The only Newbery Medal-winning books that I haven't yet read are either very old or about dogs. Today, walking home from a children's Hallowe'en party, I visited the Park Hill branch of the library and borrowed Rifles for Watie and Phyllis Reynolds Naylor's Shiloh. I was pretty sure the eponymous dog doesn't die, unlike that of Old Yeller, and since Dear Mr. Henshaw didn't traumatize me, maybe Shiloh wouldn't either. Shiloh doesn't die and an 11-year-old learns about shades of gray in himself and others.

Between the party house and the library, I enjoyed the beautiful day, 70-degree sun melting Thursday's more-than-piddling snowfall. I met an old dog named Buster and a young one named Marley and admired a front yard snowfort. Between the library and home I walked and read.

yet another list

Of course I couldn't resist. As soon as I read the pirated list of 1001 Books You Must Read Before You Die, and learned that Peter Ackroyd edited it, I had to add it to my lifelist. Although I didn't make the comparisons I did five years ago when I assigned myself the first three lists of 100 (Modern Library, Feminista, Radcliffe), I did see that every list I now track (fourteen*) has non-trivial overlap with it.

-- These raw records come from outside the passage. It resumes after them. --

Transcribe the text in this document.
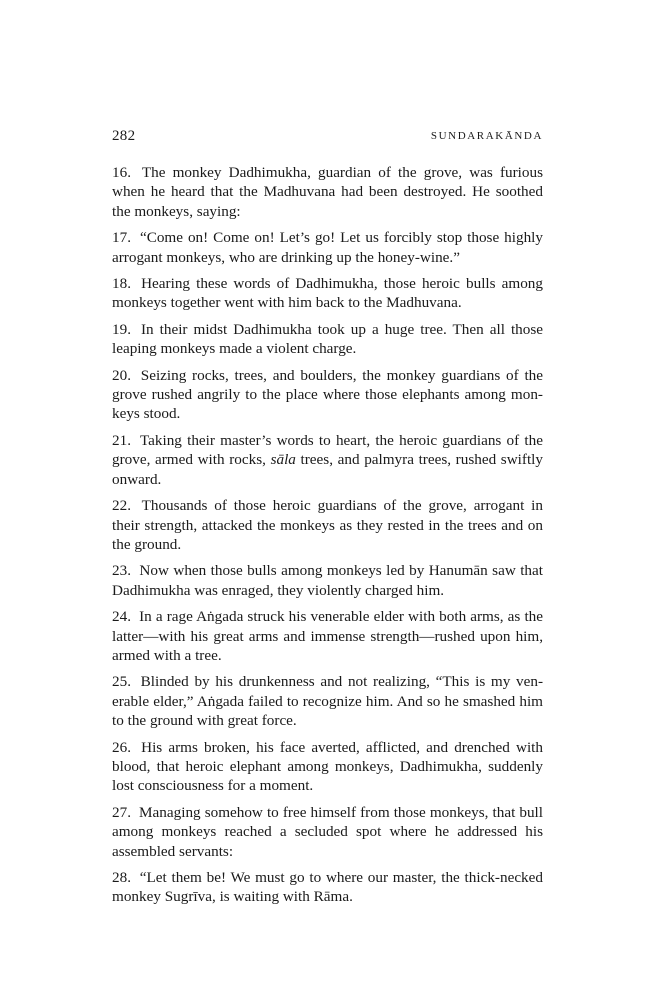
282	SUNDARAKĀNDA

16. The monkey Dadhimukha, guardian of the grove, was furious when he heard that the Madhuvana had been destroyed. He soothed the monkeys, saying:

17. “Come on! Come on! Let’s go! Let us forcibly stop those highly arrogant monkeys, who are drinking up the honey-wine.”

18. Hearing these words of Dadhimukha, those heroic bulls among monkeys together went with him back to the Madhuvana.

19. In their midst Dadhimukha took up a huge tree. Then all those leaping monkeys made a violent charge.

20. Seizing rocks, trees, and boulders, the monkey guardians of the grove rushed angrily to the place where those elephants among mon-keys stood.

21. Taking their master’s words to heart, the heroic guardians of the grove, armed with rocks, sāla trees, and palmyra trees, rushed swiftly onward.

22. Thousands of those heroic guardians of the grove, arrogant in their strength, attacked the monkeys as they rested in the trees and on the ground.

23. Now when those bulls among monkeys led by Hanumān saw that Dadhimukha was enraged, they violently charged him.

24. In a rage Aṅgada struck his venerable elder with both arms, as the latter—with his great arms and immense strength—rushed upon him, armed with a tree.

25. Blinded by his drunkenness and not realizing, “This is my ven-erable elder,” Aṅgada failed to recognize him. And so he smashed him to the ground with great force.

26. His arms broken, his face averted, afflicted, and drenched with blood, that heroic elephant among monkeys, Dadhimukha, suddenly lost consciousness for a moment.

27. Managing somehow to free himself from those monkeys, that bull among monkeys reached a secluded spot where he addressed his assembled servants:

28. “Let them be! We must go to where our master, the thick-necked monkey Sugrīva, is waiting with Rāma.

Database software intimidates me enough that I'm content with an Excel worksheet full of formulas and filtering. When I read a book off one of the lists, I change an initial in as many columns as applicable from a letter to 1. This is how I know I've read 272 of the 1,001, and that 647 titles don't appear on any other list. It is not how I know I'm pathetic, but it would be a leading indicator if I didn't.

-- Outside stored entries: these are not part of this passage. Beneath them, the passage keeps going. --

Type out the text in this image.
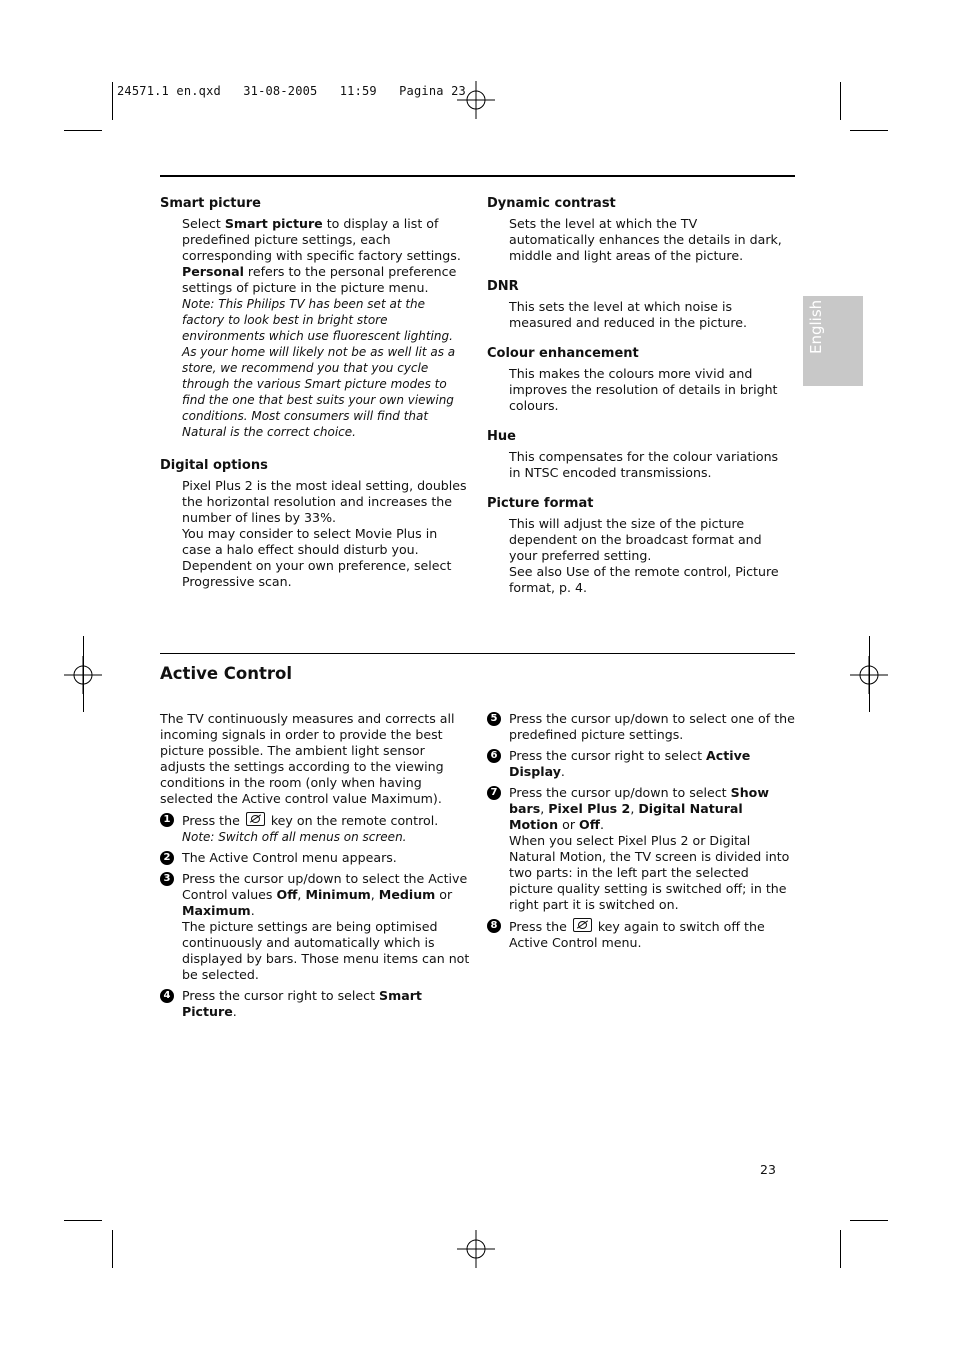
24571.1 en.qxd   31-08-2005   11:59   Pagina 23
English
Smart picture
Select Smart picture to display a list of predefined picture settings, each corresponding with specific factory settings.
Personal refers to the personal preference settings of picture in the picture menu.
Note: This Philips TV has been set at the factory to look best in bright store environments which use fluorescent lighting. As your home will likely not be as well lit as a store, we recommend you that you cycle through the various Smart picture modes to find the one that best suits your own viewing conditions. Most consumers will find that Natural is the correct choice.
Digital options
Pixel Plus 2 is the most ideal setting, doubles the horizontal resolution and increases the number of lines by 33%.
You may consider to select Movie Plus in case a halo effect should disturb you. Dependent on your own preference, select Progressive scan.
Dynamic contrast
Sets the level at which the TV automatically enhances the details in dark, middle and light areas of the picture.
DNR
This sets the level at which noise is measured and reduced in the picture.
Colour enhancement
This makes the colours more vivid and improves the resolution of details in bright colours.
Hue
This compensates for the colour variations in NTSC encoded transmissions.
Picture format
This will adjust the size of the picture dependent on the broadcast format and your preferred setting.
See also Use of the remote control, Picture format, p. 4.
Active Control
The TV continuously measures and corrects all incoming signals in order to provide the best picture possible. The ambient light sensor adjusts the settings according to the viewing conditions in the room (only when having selected the Active control value Maximum).
1 Press the  key on the remote control.
Note: Switch off all menus on screen.
2 The Active Control menu appears.
3 Press the cursor up/down to select the Active Control values Off, Minimum, Medium or Maximum.
The picture settings are being optimised continuously and automatically which is displayed by bars. Those menu items can not be selected.
4 Press the cursor right to select Smart Picture.
5 Press the cursor up/down to select one of the predefined picture settings.
6 Press the cursor right to select Active Display.
7 Press the cursor up/down to select Show bars, Pixel Plus 2, Digital Natural Motion or Off.
When you select Pixel Plus 2 or Digital Natural Motion, the TV screen is divided into two parts: in the left part the selected picture quality setting is switched off; in the right part it is switched on.
8 Press the  key again to switch off the Active Control menu.
23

*Feminista, Radcliffe, Triangle Publishing, and Modern Library, with 100 titles each, plus the BBC's and Time magazine's opinions; Man Booker, Pulitzer, National Book Award, and PEN-Faulkner winners, with fewer than 100 each; more than 100 Nobel authors but no title count; more than 100 title that the Library Journal considers the most influential; the book 500 Great Books by Women; and now this one. The 500 Great Books' initial is D, and so, logically (since it weighs as much as a duck), this list's letters are MI.